Energy Products

Gateway with generator support

I would like to see a PowerWall Gateway that can handle:
* power whole house (3 or 4 PWs in my case)
* grid-tied solar with net metering
* recharge PowerWall from either source: solar or standby generator
The reason for needing the generator capability is simple: In an extended multiple-day grid outage, my solar can't fully recharge the PWs because here in WA in the winter we only get 8 hours of daylight (and it's cloudy!). A generator, which I already have, would allow me to have power indefinitely, as long as I can get a propane talk fill-up every so often during the outage.

Comments

  • I'm betting this doesn't happen. You can install a transfer switch in the mean time.
  • a generator isn't considered green power. if tesla allowed a generator to charge their powerwalls they would not be eligible for the fed tax credits.

    a 2nd transfer switch can solve your needs. 1st xfer switch(telsa gateway) switches between utility & solar/battery & feeds the 2nd xfer switch which switches between utility/solar/battery & generator.
  • Numerous discussions on this topic. Can’t connect a PowerWall to a standby generator. You might want to have a set of essentials on a separate sub panel for the standby generator but you can’t charge a power wall with a standby generator.
  • Thanks, Passion2Fly, but I'm aware that the current version of PW doesn't allow generator input, which is why I wrote "I would like to see ...".
    > @Passion2Fly said:
    > Numerous discussions on this topic. Can’t connect a PowerWall to a standby generator.
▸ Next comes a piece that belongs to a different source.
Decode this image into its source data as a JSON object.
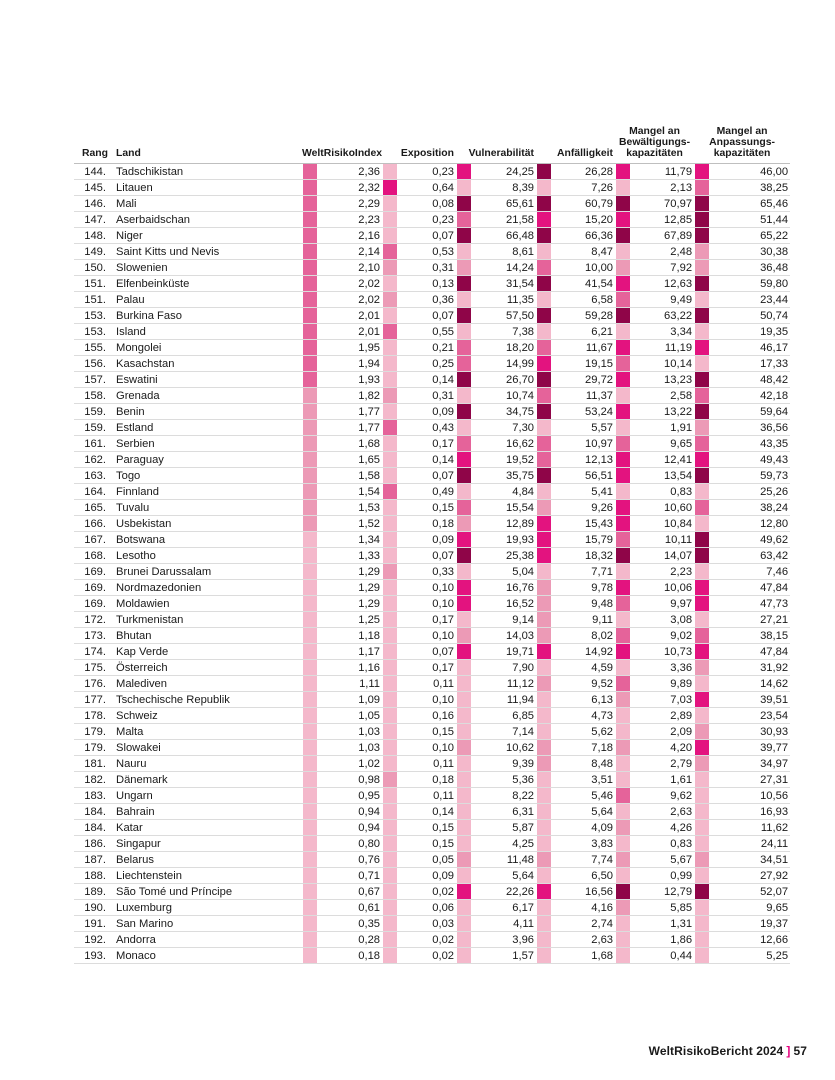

You might want to have a set of essentials on a separate sub panel for the standby generator but you can’t charge a power wall with a standby generator.
  • There is probably a way you can wire the generator switch between the solar and the gateway to fool the gateway into thinking it is coming from solar
  • I wouldn't...
  • Neither would I. You would be combining two very stable power sources (Solar PW) with an unstable one (generator) and would lack any way to shed excess energy once the powerwalls are full. Expect damage to equipment inside the home and / or to the TEG.
    Simply choose between solar + PowerWalls or generator.
  • No, you cannot charge a PW from a generator, no matter how you wire it. The solution in Jakespeed's post above it good. All that's required is another large switch with the amp rating of your whole house, and a breaker to send/cut the grid power to a direct feed in the gateway. This way you can use either the gen if there's no sun or grid, or use the grid to run the house and charge the PW at the same time. Ours is setup this way and we have total flexibility...we're never without power. If we see the PW charge getting low at sundown, we switch over to the grid, let the PW charge from the grid and pray for sun the next day. It's hard to live off the sun if there isn't any. But since we're in the tropics, there's usually enough sun to run 99% of the time off the sun.
  • 1. Thanks for the heads-up on the investment tax credit (ITC).
    That led me to look at https://www.energysage.com/solar/solar-energy-storage/energy-storage-tax-credits-incentives/
    "If you are installing energy storage on a residential property, it is eligible for a credit under the ITC – as long as the battery is only charged by an on-site renewable energy system like solar."
    That's a better explanation than the statement on Tesla's website.

    2. I think I understand your solution re two xfer switches. A little complicated, but possible. Thanks.

    > @jakespeed said:
    > a generator isn't considered green power. if tesla allowed a generator to charge their powerwalls they would not be eligible for the fed tax credits.
    >
    > a 2nd transfer switch can solve your needs. 1st xfer switch(telsa gateway) switches between utility & solar/battery & feeds the 2nd xfer switch which switches between utility/solar/battery & generator.
  • Do note that the charge-from-the-grid option isn't available in the vast majority of the continental US. You'd need to check with your utility, and/or the requirements for the tax credits and other incentives. Often, claiming incentives precludes the grid-charge option.